Look on Gumtree and there is a website which is I think Stayze, it's either with an e or not, other option is to pay for access to the Courier Mail website which is the local paper and has ads at the W/End for accommodation.


----------



## chicken999 (May 2, 2013)

Avoid all of the valley lol. I work in bris Cbd also, so all u need to do is look for a place close to a train line (as its quicker than bus) and u can be in the Cbd in 15 min or less. For example I deliberately looked for rentals in alderley. I m a 2 min walk from the train station (but loud but my winows are double glazed) and 15 min ride to Cbd. Rents are more expensive close to Cbd. Eg I pay 380 per week for 2 bed t/h u furnished.


----------



## Mish (Jan 13, 2013)

I agree with the others avoid the valley at all costs!! It it totally dodgy!! It will also be very expensive. If you want to live near the CBD choose Spring Hill over the valley. Also as chicken999 said look for something that is close to the train line or near a bus stop. The closer you are to the city the more expensive it is going to be.
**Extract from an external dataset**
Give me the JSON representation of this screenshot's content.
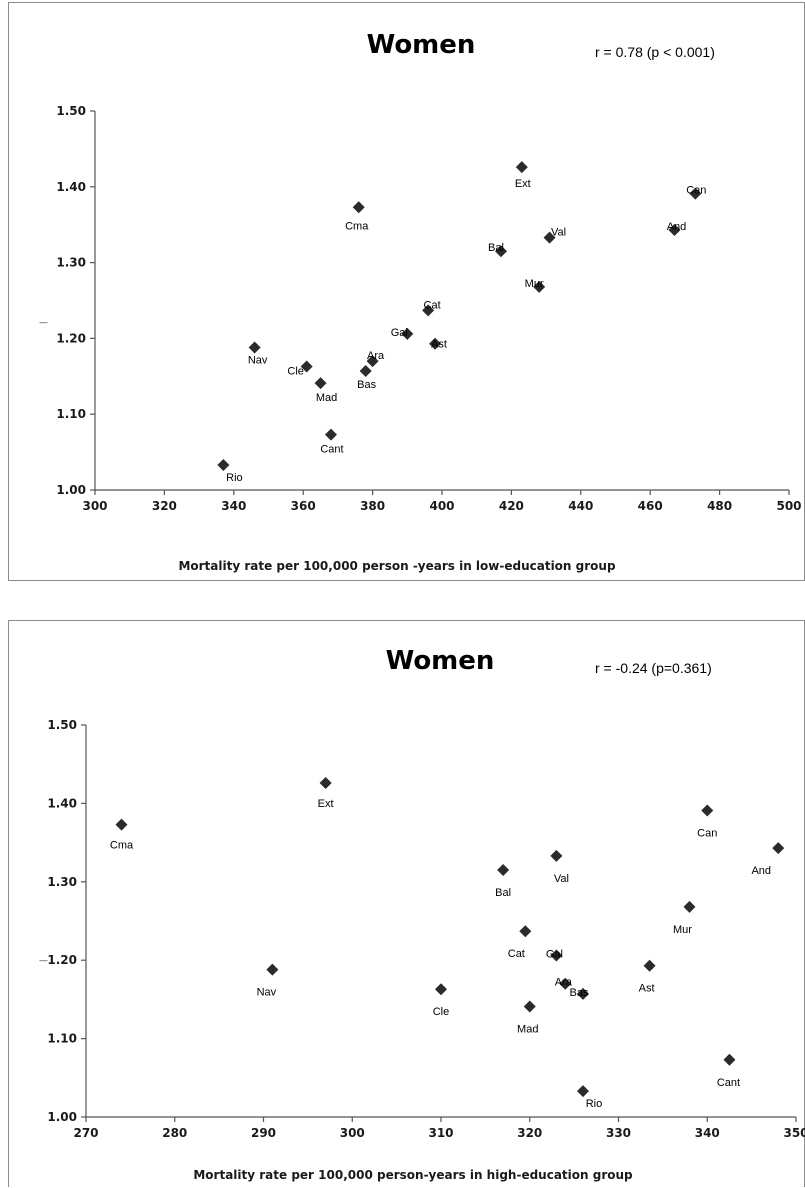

Though checkout gumtree and realestate.com.au


----------



## Glenn Sherman (Aug 10, 2013)

Hi, I Can suggest you The Tivoli area., thanks.


----------



## Dexter (May 5, 2010)

Tivoli is outside Ipswich? Probably not a perfect choice for someone who works in CBD.


----------



## Adlen (Aug 14, 2013)

Now the world is a global village. You can easily search for rental advertisements on the internet in your desire area. Otherwise ask a good broker or agent there or ask the living peoples around there. You will definitely get apartment of your choice.


----------